TL;DR: I built a Power BI dashboard showing MFA adoption, active users and security metrics from Microsoft 365. It all runs from a laptop: a Python script pulls data from Microsoft Graph, generates CSVs, and Power BI visualizes them. No cloud infrastructure, no intermediate servers.
The Problem
Microsoft 365 generates tons of operational data - authentication, user activity, service adoption, security. But that information is scattered across different admin portals and APIs.
I wanted a single view where IT and security could see the state of the environment at a glance.
The Architecture (deliberately simple)
Microsoft Graph API
│
│ Python script (local laptop)
▼
CSV files
│
▼
Power BI Desktop
│
▼
Interactive dashboardNo Azure Functions, no Data Factory, no dataflows. A script that runs manually, generates CSVs, and Power BI consumes them. Working prototype, not enterprise architecture.
The Metrics That Matter
Security and MFA: users registered for MFA vs without, authentication methods, strong auth adoption rate.
Identities: total users, guests, admin accounts.
Activity: active users, last sign-in, M365 app usage.
Key Graph endpoints: /reports/authenticationMethods/userRegistrationDetails for MFA, /users and /directoryRoles for identities, /reports/getOffice365ActiveUserDetail for activity.
The Pipeline
1. Authentication
App Registration in Entra ID with Reports.Read.All, User.Read.All, Directory.Read.All permissions. Credentials in environment variables (never in code). If you’re protecting resources behind this identity, SSO with Google Workspace and Cloudflare is a clean pattern for access control.
The script uses MSAL to get a token and calls Graph:
app = ConfidentialClientApplication(
client_id=os.getenv("CLIENT_ID"),
authority=f"https://login.microsoftonline.com/{os.getenv('TENANT_ID')}",
client_credential=os.getenv("CLIENT_SECRET")
)
token = app.acquire_token_for_client(
scopes=["https://graph.microsoft.com/.default"]
)2. Extraction → CSV
Each endpoint is queried, normalized with pandas, exported to CSV. MFA example:
response = requests.get(
"https://graph.microsoft.com/beta/reports/authenticationMethods/userRegistrationDetails?$top=999",
headers={"Authorization": f"Bearer {token}"}
)
df = pd.json_normalize(response.json().get("value", []))

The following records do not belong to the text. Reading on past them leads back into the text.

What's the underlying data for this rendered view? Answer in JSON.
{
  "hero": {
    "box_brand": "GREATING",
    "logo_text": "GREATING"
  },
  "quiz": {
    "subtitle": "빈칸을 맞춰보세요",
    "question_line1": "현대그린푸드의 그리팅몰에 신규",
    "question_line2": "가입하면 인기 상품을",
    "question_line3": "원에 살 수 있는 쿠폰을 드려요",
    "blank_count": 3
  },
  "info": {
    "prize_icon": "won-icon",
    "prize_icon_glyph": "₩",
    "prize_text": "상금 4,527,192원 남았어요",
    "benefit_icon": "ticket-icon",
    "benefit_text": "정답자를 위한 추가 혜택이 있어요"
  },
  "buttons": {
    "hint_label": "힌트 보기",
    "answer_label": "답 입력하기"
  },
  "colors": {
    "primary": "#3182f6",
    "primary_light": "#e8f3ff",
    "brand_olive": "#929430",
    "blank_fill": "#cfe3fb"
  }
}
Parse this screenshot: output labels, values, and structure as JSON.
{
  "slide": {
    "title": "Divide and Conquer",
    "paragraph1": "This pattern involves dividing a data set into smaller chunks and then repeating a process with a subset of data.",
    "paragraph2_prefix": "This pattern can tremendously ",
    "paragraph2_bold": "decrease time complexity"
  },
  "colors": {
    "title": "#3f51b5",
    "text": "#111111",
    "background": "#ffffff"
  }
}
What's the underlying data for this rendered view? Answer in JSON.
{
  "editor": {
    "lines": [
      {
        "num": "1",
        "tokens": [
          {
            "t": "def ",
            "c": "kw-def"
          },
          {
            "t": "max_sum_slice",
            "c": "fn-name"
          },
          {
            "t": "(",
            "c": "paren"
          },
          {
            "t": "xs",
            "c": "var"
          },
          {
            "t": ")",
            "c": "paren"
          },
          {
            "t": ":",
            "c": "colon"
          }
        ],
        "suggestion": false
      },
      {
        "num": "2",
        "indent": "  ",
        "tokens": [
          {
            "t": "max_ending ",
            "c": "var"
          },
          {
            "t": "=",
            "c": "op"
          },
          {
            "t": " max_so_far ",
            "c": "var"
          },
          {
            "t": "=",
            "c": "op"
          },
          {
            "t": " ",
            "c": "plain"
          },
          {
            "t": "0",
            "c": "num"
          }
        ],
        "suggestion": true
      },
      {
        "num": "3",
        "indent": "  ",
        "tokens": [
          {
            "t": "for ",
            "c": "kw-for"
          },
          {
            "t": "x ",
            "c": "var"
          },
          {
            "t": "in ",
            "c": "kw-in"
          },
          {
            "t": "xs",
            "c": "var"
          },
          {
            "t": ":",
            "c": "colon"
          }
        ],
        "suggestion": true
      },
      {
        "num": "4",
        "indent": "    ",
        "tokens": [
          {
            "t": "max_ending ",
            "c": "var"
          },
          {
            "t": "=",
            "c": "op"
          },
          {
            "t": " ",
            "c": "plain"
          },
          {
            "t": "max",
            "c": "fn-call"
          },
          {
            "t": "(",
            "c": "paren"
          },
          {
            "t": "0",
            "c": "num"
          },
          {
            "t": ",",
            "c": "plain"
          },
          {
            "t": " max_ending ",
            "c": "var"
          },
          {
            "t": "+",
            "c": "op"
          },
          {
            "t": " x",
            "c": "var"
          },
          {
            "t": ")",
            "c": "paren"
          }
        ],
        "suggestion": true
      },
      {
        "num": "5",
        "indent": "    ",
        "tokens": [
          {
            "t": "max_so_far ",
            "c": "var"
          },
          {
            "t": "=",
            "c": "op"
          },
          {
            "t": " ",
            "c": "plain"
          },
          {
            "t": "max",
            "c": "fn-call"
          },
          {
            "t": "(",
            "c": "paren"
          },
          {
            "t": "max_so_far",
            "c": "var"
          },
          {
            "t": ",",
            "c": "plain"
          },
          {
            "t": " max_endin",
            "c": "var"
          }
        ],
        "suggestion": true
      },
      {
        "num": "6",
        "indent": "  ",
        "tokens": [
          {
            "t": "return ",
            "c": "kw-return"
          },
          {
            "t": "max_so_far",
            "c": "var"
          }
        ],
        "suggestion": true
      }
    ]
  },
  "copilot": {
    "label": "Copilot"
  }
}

df.to_csv("mfa_registration.csv", index=False)3. Power BI
Get Data → CSV → load. DAX measures for KPIs:
Users with MFA = CALCULATE(COUNTROWS(MFA_Table), MFA_Table[isMfaRegistered] = TRUE)
Users without MFA = CALCULATE(COUNTROWS(MFA_Table), MFA_Table[isMfaRegistered] = FALSE)Dashboard with KPIs up top (total users, MFA adoption rate, active users, admin accounts) and charts below (MFA method distribution, activity, trends).
The Role of the LLM
I used an LLM as an assistant throughout development: initial script generation, Graph API error debugging, data model structuring, DAX measure optimization, and documentation.
It doesn’t replace technical knowledge - you need to know what to ask and validate the answers. But it significantly accelerates the development cycle. Tasks that would take 30 minutes of Googling + copying from StackOverflow get resolved in 2 minutes of conversation.
The Limitations (brutal honesty)
Manual execution. The dashboard only updates if you run the script. No automatic refresh.
Beta endpoints. The MFA report lives in Graph beta - Microsoft can change it without notice.
Doesn’t scale. For enterprise environments you need Azure Functions, Data Factory, or Power BI Dataflows with scheduled refresh.
Secrets. Environment variables are better than hardcoding, but the ideal would be Azure Key Vault with Managed Identities.
This is a working prototype for local analysis. If you need something for enterprise production, you need more infrastructure.
What I Learned
Graph API is powerful but fragmented. The metrics you need are in different endpoints, with different formats, and some only in beta. Patience.
CSV as an intermediary works. For prototypes, you don’t need a database. Python → CSV → Power BI is a pipeline any IT admin can maintain.
Power BI shines with clean data. The heavy lifting is extraction and normalization. Once the CSVs are well-structured, Power BI does the rest almost by itself.
LLMs as development accelerators. Not as replacement, but as multiplier. The combination of your own technical knowledge + LLM assistance is very powerful for projects like this.
By: Cesar Rosa Polanco - Based on a real case, with editorial support from artificial intelligence.